L’Artichaut : Vous parlez d’ébauche, c’est donc dire que vous travailliez déjà sur Concerto au sol à l’époque?

F.B. : Effectivement, ce Concerto au sol est l’aboutissement d’un work in progress en cours depuis plusieurs années. L’idée était abstraite au départ et a beaucoup grossi depuis. Ma résidence aux Écuries avait donné naissance à la version finale du spectacle Lune et l’autre. J’ai ensuite encore retravaillé le projet, ce qui fait au total huit ans de gestation.

L’Artichaut : À quoi le spectateur peut-il s’attendre en allant voir Concerto au sol?

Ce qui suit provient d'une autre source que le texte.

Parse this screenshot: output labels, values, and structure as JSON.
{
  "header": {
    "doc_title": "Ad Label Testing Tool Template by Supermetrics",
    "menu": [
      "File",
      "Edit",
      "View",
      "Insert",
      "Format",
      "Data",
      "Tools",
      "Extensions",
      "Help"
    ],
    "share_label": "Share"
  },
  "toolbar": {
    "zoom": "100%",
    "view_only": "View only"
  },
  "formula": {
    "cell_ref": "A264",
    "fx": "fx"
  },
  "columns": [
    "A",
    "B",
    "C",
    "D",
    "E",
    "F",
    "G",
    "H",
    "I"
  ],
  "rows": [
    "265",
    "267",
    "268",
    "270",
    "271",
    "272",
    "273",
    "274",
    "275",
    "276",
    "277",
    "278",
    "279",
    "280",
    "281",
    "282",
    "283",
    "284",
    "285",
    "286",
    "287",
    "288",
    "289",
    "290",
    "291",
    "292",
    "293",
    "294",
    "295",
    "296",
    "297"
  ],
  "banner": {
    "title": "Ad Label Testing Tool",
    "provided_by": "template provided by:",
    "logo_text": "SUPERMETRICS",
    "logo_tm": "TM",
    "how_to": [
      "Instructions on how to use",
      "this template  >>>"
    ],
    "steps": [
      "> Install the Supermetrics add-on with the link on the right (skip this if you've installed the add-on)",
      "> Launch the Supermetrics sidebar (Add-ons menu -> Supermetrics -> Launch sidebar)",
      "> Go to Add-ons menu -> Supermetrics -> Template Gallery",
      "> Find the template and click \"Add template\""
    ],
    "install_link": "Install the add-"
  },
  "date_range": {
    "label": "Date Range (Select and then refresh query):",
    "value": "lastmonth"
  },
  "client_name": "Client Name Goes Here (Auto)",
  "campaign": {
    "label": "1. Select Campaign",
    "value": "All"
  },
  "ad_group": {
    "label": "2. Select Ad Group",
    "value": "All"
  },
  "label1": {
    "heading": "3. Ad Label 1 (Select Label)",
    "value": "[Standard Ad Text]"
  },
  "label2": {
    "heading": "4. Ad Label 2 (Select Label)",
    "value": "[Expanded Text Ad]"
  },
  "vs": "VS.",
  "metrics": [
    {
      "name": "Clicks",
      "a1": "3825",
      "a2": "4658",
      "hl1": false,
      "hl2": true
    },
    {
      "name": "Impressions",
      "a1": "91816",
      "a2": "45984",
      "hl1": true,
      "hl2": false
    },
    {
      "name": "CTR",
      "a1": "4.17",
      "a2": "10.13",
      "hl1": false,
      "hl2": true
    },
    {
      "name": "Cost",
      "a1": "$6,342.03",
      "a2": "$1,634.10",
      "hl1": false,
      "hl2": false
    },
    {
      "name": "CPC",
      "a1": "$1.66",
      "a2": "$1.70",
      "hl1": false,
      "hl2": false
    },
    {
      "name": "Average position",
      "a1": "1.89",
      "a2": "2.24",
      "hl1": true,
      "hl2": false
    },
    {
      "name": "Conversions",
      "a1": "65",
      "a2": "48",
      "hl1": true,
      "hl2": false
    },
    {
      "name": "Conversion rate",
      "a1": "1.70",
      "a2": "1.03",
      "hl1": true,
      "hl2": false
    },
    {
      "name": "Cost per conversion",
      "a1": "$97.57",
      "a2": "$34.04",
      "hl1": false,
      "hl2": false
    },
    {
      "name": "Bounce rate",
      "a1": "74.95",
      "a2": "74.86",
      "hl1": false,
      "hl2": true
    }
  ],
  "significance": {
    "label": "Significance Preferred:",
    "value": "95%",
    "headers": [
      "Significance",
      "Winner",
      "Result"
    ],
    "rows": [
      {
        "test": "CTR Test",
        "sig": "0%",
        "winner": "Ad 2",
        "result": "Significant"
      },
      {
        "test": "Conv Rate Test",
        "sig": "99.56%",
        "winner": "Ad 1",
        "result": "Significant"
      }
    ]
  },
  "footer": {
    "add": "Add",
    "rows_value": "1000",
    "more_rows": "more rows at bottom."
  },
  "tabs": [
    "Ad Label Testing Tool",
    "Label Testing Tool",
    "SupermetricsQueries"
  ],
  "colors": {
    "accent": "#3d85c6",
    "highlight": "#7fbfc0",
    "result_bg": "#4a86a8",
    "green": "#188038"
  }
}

F.B. : Je dirais à un voyage spécial dans un univers inusité dont on ignore la destination. C’est un appel à ouvrir ses oreilles, un spectacle sur la musique dont on pourrait presque dire qu’il s’adresse aux aveugles. J’ai eu la volonté, en préparant ce projet, de fusionner les yeux et les oreilles en un seul organe. C’est un peu aussi un voyage dont vous êtes le héros, une piscine où il faut plonger pour en apprécier la couleur et le goût particulier.

L’Artichaut : Vous avez déjà signifié votre volonté de sortir la musique de sa dimension uniquement sonore. En quoi consiste cette démarche?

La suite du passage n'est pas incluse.